Новикова И.В.: Насчет термина «глобализа­ция» не соглашусь. Впервые в оборот (у меня есть доказательства) в 1980 году вышла статья профессора Гарвардского университета Тео­дора Левита. Не помню, как она называлась, но там впервые был употреблен этот термин «глобализация» и эпиграф у статьи был очень хороший: «американские компании так должны научиться оперировать на мировом рынке, как если бы они работали дома». То есть американцы поняли, что этот процесс не остановить, и они решили возглавить его. И Рейган когда пришел, почему его они по сей день любят, потому что он стал проламывать интересы своих транснациональных компа­ний за рубежом. Это абсолютно правильно. То есть против объективного процесса, кото­рый они не могут преодолеть. Но не только американцы проводят подобные компании. Американские компании очень сильно потес­нены последние 10 лет. Более того, если по­смотреть на прямые иностранные инвестиции, то в начале 2000-х годов амери­канцы притягивали 25% мировых инвести­ций, то сейчас только 20%. Поэтому говорить о том, что проект американский и создан в Да­восе, я не совсем с этим согласна. 1980 год — термин использован впервые. Я встречала ра­боты со ссылками, что в 1972 году этот термин уже использовался. Если же говорить как о яв­лении, когда оно возникло, тоже могу вам ска­зать — во второй половине 1950—х гг., когда США приняли закон «О полной конвертации по платежному балансу». И два ученых (аме­риканец и англичанин) в 1960-х гг. увидели, что потоки денежные движутся быстрее, чем товарные потоки, то есть стали возникать


транснациональные корпорации. На чем вы­росли Южная Корея, Сингапур, Гонконг, потом позже Новая Зеландия? Они выросли на том, что в них стали эти крупные компании из развитых стран вкладывать средства. По­чему они стали вкладывать, потому что там за­путанная налоговая система, большие налоги, экологическое законодательство, трудовое за­конодательство - очень сложное. Они стали выходить в те страны, и, таким образом, на­чался процесс глобализации. С этой точки зрения он объективен, потому что деньги ищут, где прибыль.

Гаврилечко Ю.В.: Вы спрашивали насчет того, как в Украине.

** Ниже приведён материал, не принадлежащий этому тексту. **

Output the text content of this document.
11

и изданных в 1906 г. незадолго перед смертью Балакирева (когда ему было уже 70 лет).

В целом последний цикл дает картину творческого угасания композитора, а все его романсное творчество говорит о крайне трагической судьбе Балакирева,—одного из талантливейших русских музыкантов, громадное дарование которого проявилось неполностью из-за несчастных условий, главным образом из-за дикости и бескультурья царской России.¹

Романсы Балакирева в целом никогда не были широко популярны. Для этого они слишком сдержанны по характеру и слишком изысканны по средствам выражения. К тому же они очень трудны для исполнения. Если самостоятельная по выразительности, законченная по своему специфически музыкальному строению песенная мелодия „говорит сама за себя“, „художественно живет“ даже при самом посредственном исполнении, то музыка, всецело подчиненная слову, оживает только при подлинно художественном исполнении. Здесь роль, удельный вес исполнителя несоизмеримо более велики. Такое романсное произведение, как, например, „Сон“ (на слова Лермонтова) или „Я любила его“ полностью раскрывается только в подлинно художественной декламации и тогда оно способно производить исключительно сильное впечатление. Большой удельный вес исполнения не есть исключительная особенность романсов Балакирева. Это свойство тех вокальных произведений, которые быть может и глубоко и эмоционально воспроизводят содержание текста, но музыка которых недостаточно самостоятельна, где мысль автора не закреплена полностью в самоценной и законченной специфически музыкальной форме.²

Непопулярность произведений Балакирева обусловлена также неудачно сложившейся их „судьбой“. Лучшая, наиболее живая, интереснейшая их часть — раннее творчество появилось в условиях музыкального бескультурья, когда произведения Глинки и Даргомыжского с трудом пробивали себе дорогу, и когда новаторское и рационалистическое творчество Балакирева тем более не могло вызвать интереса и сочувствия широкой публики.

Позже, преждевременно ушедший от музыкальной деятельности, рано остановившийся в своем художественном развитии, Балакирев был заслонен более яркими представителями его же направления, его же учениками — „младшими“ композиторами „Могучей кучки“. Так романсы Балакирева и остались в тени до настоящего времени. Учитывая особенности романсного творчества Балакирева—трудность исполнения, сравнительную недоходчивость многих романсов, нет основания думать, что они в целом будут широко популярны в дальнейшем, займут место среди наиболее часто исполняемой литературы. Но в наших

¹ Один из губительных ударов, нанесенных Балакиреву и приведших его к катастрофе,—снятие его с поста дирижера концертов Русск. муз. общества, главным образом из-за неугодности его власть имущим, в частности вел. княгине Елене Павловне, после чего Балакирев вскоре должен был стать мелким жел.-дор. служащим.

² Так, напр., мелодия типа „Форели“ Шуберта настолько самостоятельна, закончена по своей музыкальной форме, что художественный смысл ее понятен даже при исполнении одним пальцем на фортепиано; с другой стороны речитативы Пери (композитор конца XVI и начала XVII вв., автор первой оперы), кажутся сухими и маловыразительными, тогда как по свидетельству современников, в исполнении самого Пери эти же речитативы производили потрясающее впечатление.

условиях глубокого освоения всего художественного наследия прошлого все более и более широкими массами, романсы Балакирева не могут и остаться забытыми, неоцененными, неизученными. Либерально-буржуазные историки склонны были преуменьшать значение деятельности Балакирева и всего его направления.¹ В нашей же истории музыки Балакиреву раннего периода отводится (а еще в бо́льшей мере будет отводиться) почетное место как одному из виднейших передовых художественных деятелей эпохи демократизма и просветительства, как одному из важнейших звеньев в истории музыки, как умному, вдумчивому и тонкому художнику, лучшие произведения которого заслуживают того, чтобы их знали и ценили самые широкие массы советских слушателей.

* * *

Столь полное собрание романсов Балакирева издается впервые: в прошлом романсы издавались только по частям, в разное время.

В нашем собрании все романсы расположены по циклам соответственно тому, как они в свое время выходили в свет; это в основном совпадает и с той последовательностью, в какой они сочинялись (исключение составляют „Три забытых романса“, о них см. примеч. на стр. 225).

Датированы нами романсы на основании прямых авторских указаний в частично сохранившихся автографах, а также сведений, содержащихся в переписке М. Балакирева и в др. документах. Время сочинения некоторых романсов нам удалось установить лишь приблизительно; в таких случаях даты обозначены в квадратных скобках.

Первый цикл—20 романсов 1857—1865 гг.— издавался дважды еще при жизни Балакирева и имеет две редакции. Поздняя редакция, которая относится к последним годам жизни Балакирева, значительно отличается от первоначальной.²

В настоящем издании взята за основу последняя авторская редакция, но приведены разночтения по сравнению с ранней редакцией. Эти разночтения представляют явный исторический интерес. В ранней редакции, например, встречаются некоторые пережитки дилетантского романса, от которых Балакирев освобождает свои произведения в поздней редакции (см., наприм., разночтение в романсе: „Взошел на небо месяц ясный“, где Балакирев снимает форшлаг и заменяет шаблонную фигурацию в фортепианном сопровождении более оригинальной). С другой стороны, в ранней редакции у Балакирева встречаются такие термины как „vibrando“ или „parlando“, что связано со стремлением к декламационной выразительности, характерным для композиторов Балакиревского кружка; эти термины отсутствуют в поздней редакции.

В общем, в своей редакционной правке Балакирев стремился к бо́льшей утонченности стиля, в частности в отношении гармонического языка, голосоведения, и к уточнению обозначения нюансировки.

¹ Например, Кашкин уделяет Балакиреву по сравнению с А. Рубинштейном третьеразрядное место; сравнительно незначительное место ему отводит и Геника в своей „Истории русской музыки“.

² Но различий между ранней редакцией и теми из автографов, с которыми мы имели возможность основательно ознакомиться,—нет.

Инновация в Украине -это новый способ, как украсть деньги из бюд­жета. Это единственное, что в Украине подра­зумевается под инновациями. На сегодняшний момент у нас есть целое Агент­ство по инновациям и инвестициям, которое переваривает больше миллиарда бюджетных денег. На самом деле, это просто утилизация бюджетных денег, больше ничего; никаких проектов, ничего не создается и никак не кла-стируется. Это, к сожалению, реальность. Все идет в карман.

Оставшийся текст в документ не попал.